Manzella loved to show off as a benefactor. As he strolled down the narrow streets of Cinisi, wearing his wide-brimmed American-style hat, he would hand out pocketfuls of sweets to orphans and street rascals. He devoted a proportion of his illicit profits to building an orphanage. His charity was rewarded by his election as president of the Azione Cattolica (Catholic Action) in Cinisi.

==First Mafia War==
Manzella was heavily involved in cigarette smuggling and heroin trafficking. He was a protagonist in the First Mafia War. The conflict erupted over an underweight shipment of heroin. The shipment was financed by Manzella, the Greco cousins from Ciaculli and the La Barbera brothers from Palermo Centre. Suspicion fell on Calcedonio Di Pisa, who had collected the heroin for Manzella from the Corsican supplier, Pascal Molinelli, and had organised the transport to Manzella's partners in New York.

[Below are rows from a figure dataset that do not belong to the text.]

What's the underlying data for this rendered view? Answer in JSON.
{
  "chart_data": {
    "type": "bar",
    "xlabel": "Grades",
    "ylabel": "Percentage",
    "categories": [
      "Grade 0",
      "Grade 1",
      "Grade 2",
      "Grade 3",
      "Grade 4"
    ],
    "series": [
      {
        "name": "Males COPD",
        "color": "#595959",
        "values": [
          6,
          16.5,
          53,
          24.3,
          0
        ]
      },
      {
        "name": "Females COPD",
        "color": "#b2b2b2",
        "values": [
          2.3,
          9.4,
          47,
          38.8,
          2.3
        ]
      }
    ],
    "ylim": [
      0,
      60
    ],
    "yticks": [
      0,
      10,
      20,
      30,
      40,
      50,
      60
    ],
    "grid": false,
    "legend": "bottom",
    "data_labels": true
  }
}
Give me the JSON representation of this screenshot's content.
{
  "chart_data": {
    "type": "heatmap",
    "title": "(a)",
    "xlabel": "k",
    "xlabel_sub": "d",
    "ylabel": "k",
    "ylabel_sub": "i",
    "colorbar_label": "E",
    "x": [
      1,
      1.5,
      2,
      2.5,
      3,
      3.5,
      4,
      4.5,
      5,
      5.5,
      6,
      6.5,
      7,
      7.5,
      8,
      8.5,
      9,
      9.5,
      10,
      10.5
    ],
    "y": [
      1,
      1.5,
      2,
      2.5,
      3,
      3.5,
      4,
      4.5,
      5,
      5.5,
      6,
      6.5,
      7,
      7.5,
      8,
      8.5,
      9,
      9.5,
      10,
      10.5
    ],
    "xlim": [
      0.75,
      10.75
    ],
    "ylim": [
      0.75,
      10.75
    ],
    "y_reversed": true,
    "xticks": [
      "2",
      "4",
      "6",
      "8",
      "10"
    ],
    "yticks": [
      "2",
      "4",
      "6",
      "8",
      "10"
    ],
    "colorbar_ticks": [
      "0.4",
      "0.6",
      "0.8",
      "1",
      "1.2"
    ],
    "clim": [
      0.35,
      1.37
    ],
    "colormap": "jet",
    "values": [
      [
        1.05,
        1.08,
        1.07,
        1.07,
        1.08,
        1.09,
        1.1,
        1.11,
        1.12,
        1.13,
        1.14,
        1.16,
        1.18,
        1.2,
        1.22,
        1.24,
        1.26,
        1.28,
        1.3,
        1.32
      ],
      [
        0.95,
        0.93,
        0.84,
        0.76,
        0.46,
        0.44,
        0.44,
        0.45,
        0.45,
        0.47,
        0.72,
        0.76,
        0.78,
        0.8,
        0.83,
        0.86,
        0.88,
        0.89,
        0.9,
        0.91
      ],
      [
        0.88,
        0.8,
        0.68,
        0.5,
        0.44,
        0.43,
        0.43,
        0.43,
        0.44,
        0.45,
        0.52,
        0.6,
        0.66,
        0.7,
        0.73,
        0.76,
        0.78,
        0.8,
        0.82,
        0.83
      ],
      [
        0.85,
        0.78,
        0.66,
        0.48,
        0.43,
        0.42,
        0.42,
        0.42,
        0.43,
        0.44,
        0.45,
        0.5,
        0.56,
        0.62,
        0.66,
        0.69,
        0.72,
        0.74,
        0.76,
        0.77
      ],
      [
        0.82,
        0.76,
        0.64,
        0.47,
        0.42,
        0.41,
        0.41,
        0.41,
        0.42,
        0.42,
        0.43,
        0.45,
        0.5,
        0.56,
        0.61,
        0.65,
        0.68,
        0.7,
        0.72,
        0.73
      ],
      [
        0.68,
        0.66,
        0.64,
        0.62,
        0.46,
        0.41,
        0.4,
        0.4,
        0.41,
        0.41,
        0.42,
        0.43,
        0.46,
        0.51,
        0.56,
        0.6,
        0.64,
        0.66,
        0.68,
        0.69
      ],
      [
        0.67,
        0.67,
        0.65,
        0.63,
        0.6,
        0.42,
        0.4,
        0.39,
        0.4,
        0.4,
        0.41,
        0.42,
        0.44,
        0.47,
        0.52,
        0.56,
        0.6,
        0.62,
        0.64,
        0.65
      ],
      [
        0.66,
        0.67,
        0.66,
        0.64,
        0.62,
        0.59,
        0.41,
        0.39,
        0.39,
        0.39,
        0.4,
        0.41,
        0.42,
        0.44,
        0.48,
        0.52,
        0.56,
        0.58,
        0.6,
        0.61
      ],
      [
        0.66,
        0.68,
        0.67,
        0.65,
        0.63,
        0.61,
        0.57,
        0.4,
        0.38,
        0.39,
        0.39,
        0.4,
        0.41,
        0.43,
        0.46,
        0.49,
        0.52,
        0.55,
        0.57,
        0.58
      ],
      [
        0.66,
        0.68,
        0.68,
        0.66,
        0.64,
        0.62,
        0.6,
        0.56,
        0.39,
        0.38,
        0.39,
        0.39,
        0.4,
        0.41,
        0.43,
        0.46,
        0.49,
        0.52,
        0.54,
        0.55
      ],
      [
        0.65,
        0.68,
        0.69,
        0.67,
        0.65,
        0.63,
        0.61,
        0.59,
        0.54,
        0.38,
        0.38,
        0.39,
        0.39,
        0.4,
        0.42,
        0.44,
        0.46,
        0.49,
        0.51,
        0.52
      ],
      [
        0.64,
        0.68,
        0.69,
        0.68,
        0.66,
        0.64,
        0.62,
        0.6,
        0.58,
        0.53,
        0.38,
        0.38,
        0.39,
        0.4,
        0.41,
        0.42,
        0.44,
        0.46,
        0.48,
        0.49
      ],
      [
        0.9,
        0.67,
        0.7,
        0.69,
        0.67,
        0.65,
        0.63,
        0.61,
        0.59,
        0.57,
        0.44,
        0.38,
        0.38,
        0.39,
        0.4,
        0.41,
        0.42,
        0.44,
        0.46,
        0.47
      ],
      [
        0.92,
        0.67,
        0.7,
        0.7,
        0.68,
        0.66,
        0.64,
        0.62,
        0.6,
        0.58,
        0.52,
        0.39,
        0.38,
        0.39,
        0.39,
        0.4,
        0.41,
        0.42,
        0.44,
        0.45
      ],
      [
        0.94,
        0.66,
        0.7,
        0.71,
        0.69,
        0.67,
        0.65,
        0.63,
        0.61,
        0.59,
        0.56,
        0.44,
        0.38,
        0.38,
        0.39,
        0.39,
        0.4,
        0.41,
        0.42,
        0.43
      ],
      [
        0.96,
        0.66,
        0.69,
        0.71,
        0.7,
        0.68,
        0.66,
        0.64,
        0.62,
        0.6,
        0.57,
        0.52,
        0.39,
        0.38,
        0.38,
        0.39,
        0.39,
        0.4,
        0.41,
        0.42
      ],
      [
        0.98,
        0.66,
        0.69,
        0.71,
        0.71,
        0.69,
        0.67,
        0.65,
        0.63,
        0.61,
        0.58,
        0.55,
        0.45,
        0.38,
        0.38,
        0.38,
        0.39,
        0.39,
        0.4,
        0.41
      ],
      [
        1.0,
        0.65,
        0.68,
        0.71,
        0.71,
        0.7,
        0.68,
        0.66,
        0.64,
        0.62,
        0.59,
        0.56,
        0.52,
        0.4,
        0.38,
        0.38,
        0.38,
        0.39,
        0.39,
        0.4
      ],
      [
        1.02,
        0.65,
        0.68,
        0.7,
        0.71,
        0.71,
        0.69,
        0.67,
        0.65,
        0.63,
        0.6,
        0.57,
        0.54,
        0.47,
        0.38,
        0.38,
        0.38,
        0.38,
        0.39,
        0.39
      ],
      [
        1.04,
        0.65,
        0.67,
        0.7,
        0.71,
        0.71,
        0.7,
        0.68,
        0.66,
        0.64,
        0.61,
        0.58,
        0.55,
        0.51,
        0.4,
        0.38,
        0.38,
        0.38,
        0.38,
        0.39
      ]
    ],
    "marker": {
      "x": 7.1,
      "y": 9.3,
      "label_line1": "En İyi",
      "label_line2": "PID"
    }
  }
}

The case was brought before the Mafia Commission, but disagreement on how to handle it led to a bloody conflict, known as the First Mafia War, between the Grecos, headed by Salvatore "Ciaschiteddu" Greco, and the La Barberas – in particular when Di Pisa was killed on 26 December 1962. Manzella sided with the Grecos and became the target of the rival faction. Manzella was killed on 26 April 1963, when he was blown to pieces by a car bomb. Pieces of Manzella's body were found stuck to lemon trees hundreds of meters from the crater where the car had been.

==Impastato==
Manzella was an uncle by marriage of Giuseppe Impastato, the Anti-mafia activist who was murdered by the Mafia in 1978. Peppino Impastato's Anti-mafia activity might have been triggered by the brutal murder of Manzella when Peppino was 15 years old. Peppino was traumatized by the event, saying: "Is this really Mafia? If this is Mafia I will fight it for the rest of my life…".